One doctor’s lesson in work-life balance

Photo by: Ashlee Glen

We all struggle with work-life balance and, with the COVID-19 pandemic three years behind us, most of us have gotten back into the habit of running 100 miles per hour juggling our careers, families, friends, hobbies, and basic responsibilities.

Local Central Virginia Family Physician (CVFP) doctor Elizabeth Goff knows all too well the difficulty of this balance and almost got to the point where she no longer wanted to work full time as a doctor.

Goff said there are a lot of duties for physicians outside of patient visits, including documentation for insurance companies, recording exactly what was spoken about between the patient and doctor, refilling medications, reviewing lab results, and calling specialists, as well as just simply answering patient questions through online portals.

“All of that happens between the time that we’re scheduled to see patients, so we’re not doing that while we’re in the room with you,” she said. “So, if you have a 10- to 15-minute appointment, and the next person is scheduled 10 to 15 minutes later, that time between becomes shorter and shorter.”

As a result, the work gets done before patients come into the office, during lunch breaks or, ultimately, when physicians get home.

Goff works four and a half days a week and designates one half day where she’s solely focused on administrative work, but she still ends up doing documentation work at home.

When all this work started piling up, Goff had an 18-month-old at home and tried to create timeframes for her work at home versus her family time at home.

“But what that left was, after I put her down for bed at 7:30 p.m., I would still have to wash the dishes and do the clothes and I’d need to spend time with my husband, which is important for us, and I’d need sleep,” she said. “And I tell people to exercise all the time and I wasn’t exercising, because I would put her to bed, and I would spend hours and hours and hours documenting and then I wasn’t sleeping well because I was up so late documenting.”

Looking back, she remembers there being days where she would just hope to get through the day.

“My family wasn’t getting the best of me either because I was tired and exhausted when I got home,” she said.

When she got pregnant with her second child, Goff and her husband looked at each other knowing her lifestyle wasn’t working and even thought about scaling back her work schedule.

“This is not good for us. It’s not good for the family,” she remembers saying. “And we had talked about me dropping down to part time, which would be great but there’s such a need in our community for physicians right now that we didn’t feel like that was the right move and I also have student loans I have to pay off so we have to keep that in mind, especially with a growing family.”

When a colleague suggested Suki AI, a voice assistant for healthcare, designed to save doctors time and energy, she decided to pilot the technology at CVFP beginning in January 2021.

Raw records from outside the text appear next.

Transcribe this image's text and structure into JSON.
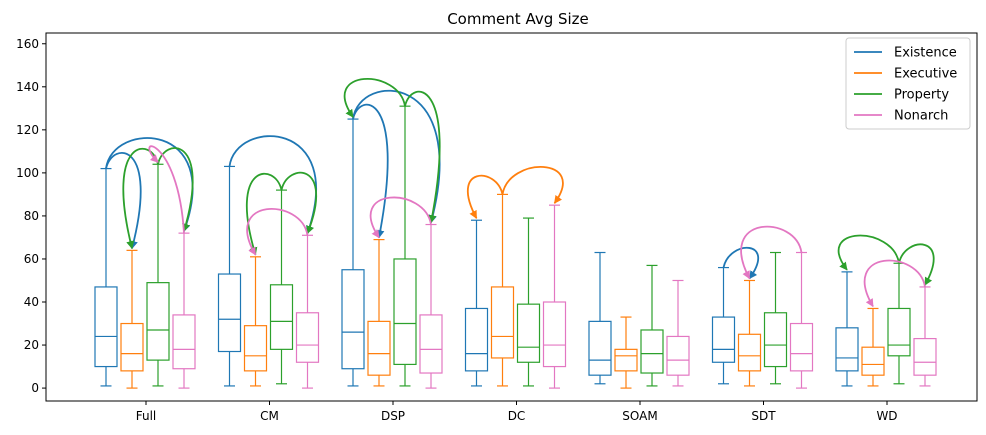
{
  "chart_data": {
    "type": "box",
    "title": "Comment Avg Size",
    "xlabel": "",
    "ylabel": "",
    "ylim": [
      -6,
      165
    ],
    "yticks": [
      0,
      20,
      40,
      60,
      80,
      100,
      120,
      140,
      160
    ],
    "categories": [
      "Full",
      "CM",
      "DSP",
      "DC",
      "SOAM",
      "SDT",
      "WD"
    ],
    "legend": {
      "position": "top-right"
    },
    "series": [
      {
        "name": "Existence",
        "color": "#1f77b4",
        "boxes": [
          {
            "whislo": 1,
            "q1": 10,
            "med": 24,
            "q3": 47,
            "whishi": 102
          },
          {
            "whislo": 1,
            "q1": 17,
            "med": 32,
            "q3": 53,
            "whishi": 103
          },
          {
            "whislo": 1,
            "q1": 9,
            "med": 26,
            "q3": 55,
            "whishi": 125
          },
          {
            "whislo": 1,
            "q1": 8,
            "med": 16,
            "q3": 37,
            "whishi": 78
          },
          {
            "whislo": 2,
            "q1": 6,
            "med": 13,
            "q3": 31,
            "whishi": 63
          },
          {
            "whislo": 2,
            "q1": 12,
            "med": 18,
            "q3": 33,
            "whishi": 56
          },
          {
            "whislo": 1,
            "q1": 8,
            "med": 14,
            "q3": 28,
            "whishi": 54
          }
        ]
      },
      {
        "name": "Executive",
        "color": "#ff7f0e",
        "boxes": [
          {
            "whislo": 0,
            "q1": 8,
            "med": 16,
            "q3": 30,
            "whishi": 64
          },
          {
            "whislo": 1,
            "q1": 8,
            "med": 15,
            "q3": 29,
            "whishi": 61
          },
          {
            "whislo": 1,
            "q1": 6,
            "med": 16,
            "q3": 31,
            "whishi": 69
          },
          {
            "whislo": 1,
            "q1": 14,
            "med": 24,
            "q3": 47,
            "whishi": 90
          },
          {
            "whislo": 0,
            "q1": 8,
            "med": 15,
            "q3": 18,
            "whishi": 33
          },
          {
            "whislo": 1,
            "q1": 8,
            "med": 15,
            "q3": 25,
            "whishi": 50
          },
          {
            "whislo": 1,
            "q1": 6,
            "med": 11,
            "q3": 19,
            "whishi": 37
          }
        ]
      },
      {
        "name": "Property",
        "color": "#2ca02c",
        "boxes": [
          {
            "whislo": 1,
            "q1": 13,
            "med": 27,
            "q3": 49,
            "whishi": 104
          },
          {
            "whislo": 2,
            "q1": 18,
            "med": 31,
            "q3": 48,
            "whishi": 92
          },
          {
            "whislo": 1,
            "q1": 11,
            "med": 30,
            "q3": 60,
            "whishi": 131
          },
          {
            "whislo": 1,
            "q1": 12,
            "med": 19,
            "q3": 39,
            "whishi": 79
          },
          {
            "whislo": 1,
            "q1": 7,
            "med": 16,
            "q3": 27,
            "whishi": 57
          },
          {
            "whislo": 2,
            "q1": 10,
            "med": 20,
            "q3": 35,
            "whishi": 63
          },
          {
            "whislo": 2,
            "q1": 15,
            "med": 20,
            "q3": 37,
            "whishi": 58
          }
        ]
      },
      {
        "name": "Nonarch",
        "color": "#e377c2",
        "boxes": [
          {
            "whislo": 0,
            "q1": 9,
            "med": 18,
            "q3": 34,
            "whishi": 72
          },
          {
            "whislo": 0,
            "q1": 12,
            "med": 20,
            "q3": 35,
            "whishi": 71
          },
          {
            "whislo": 0,
            "q1": 7,
            "med": 18,
            "q3": 34,
            "whishi": 76
          },
          {
            "whislo": 0,
            "q1": 10,
            "med": 20,
            "q3": 40,
            "whishi": 85
          },
          {
            "whislo": 1,
            "q1": 6,
            "med": 13,
            "q3": 24,
            "whishi": 50
          },
          {
            "whislo": 0,
            "q1": 8,
            "med": 16,
            "q3": 30,
            "whishi": 63
          },
          {
            "whislo": 1,
            "q1": 6,
            "med": 12,
            "q3": 23,
            "whishi": 47
          }
        ]
      }
    ],
    "annotations": [
      {
        "category": "Full",
        "from": "Existence",
        "to": "Executive",
        "color": "#1f77b4"
      },
      {
        "category": "Full",
        "from": "Existence",
        "to": "Nonarch",
        "color": "#1f77b4"
      },
      {
        "category": "Full",
        "from": "Property",
        "to": "Executive",
        "color": "#2ca02c"
      },
      {
        "category": "Full",
        "from": "Property",
        "to": "Nonarch",
        "color": "#2ca02c"
      },
      {
        "category": "Full",
        "from": "Nonarch",
        "to": "Property",
        "color": "#e377c2"
      },
      {
        "category": "CM",
        "from": "Existence",
        "to": "Nonarch",
        "color": "#1f77b4"
      },
      {
        "category": "CM",
        "from": "Property",
        "to": "Executive",
        "color": "#2ca02c"
      },
      {
        "category": "CM",
        "from": "Property",
        "to": "Nonarch",
        "color": "#2ca02c"
      },
      {
        "category": "CM",
        "from": "Nonarch",
        "to": "Executive",
        "color": "#e377c2"
      },
      {
        "category": "DSP",
        "from": "Existence",
        "to": "Executive",
        "color": "#1f77b4"
      },
      {
        "category": "DSP",
        "from": "Existence",
        "to": "Nonarch",
        "color": "#1f77b4"
      },
      {
        "category": "DSP",
        "from": "Property",
        "to": "Existence",
        "color": "#2ca02c"
      },
      {
        "category": "DSP",
        "from": "Property",
        "to": "Nonarch",
        "color": "#2ca02c"
      },
      {
        "category": "DSP",
        "from": "Nonarch",
        "to": "Executive",
        "color": "#e377c2"
      },
      {
        "category": "DC",
        "from": "Executive",
        "to": "Existence",
        "color": "#ff7f0e"
      },
      {
        "category": "DC",
        "from": "Executive",
        "to": "Nonarch",
        "color": "#ff7f0e"
      },
      {
        "category": "SDT",
        "from": "Existence",
        "to": "Executive",
        "color": "#1f77b4"
      },
      {
        "category": "SDT",
        "from": "Nonarch",
        "to": "Executive",
        "color": "#e377c2"
      },
      {
        "category": "WD",
        "from": "Property",
        "to": "Existence",
        "color": "#2ca02c"
      },
      {
        "category": "WD",
        "from": "Property",
        "to": "Nonarch",
        "color": "#2ca02c"
      },
      {
        "category": "WD",
        "from": "Nonarch",
        "to": "Executive",
        "color": "#e377c2"
      }
    ]
  }
}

Goff said Suki helps with the documentation of her patient notes and now, instead of typing everything out manually, the technology transcribes it for her.
Typing a patient’s notes down would take between 20 to 40 minutes. Now, she can complete a note in three to five minutes.

For example, after a patient visit, Goff can quickly speak into the device and say the patient came in for diabetes and it’s well-controlled and they’re taking their medications. She can go on and talk about their physical exam and her plan for the patient.

“Suki just kind of picks it all up and it works the way doctors think,” she said. “I’ve saved somewhere between three and four hours a day. And I’m even more efficient with it now than I was then.”

Most days she doesn’t take work home at all and has changed her schedule so that she has 30 minutes at the end of the day to just wrap things up.

“Now I’ve got time with my kids from the time I get home until we put them to bed. Then I’ve got time with my husband, and I’ve got time to exercise,” she said. “I’m just getting back to doing hobbies and things I enjoy versus just constantly trying to figure out how I was going to keep up with everything.”

She says that she views being a physician as a calling but that doesn’t mean that it must be the only calling that she has. She also recognizes her patients struggling with the same thing.

She has noticed more of her patients are still working on their phones when they come into her office.

Her first piece of advice is to set boundaries.

“When I am working, I am working and that means my family is not going to interrupt me. And when I’m not working, I’m not working and the only time I have my phone on me is if I’m on call,” she said.

The second piece of advice Goff has is to take time to develop hobbies, exercise, and spend time in the sun.

Lastly, she advises employees to talk to their employers about solutions to lessen their workload like she did with Suki.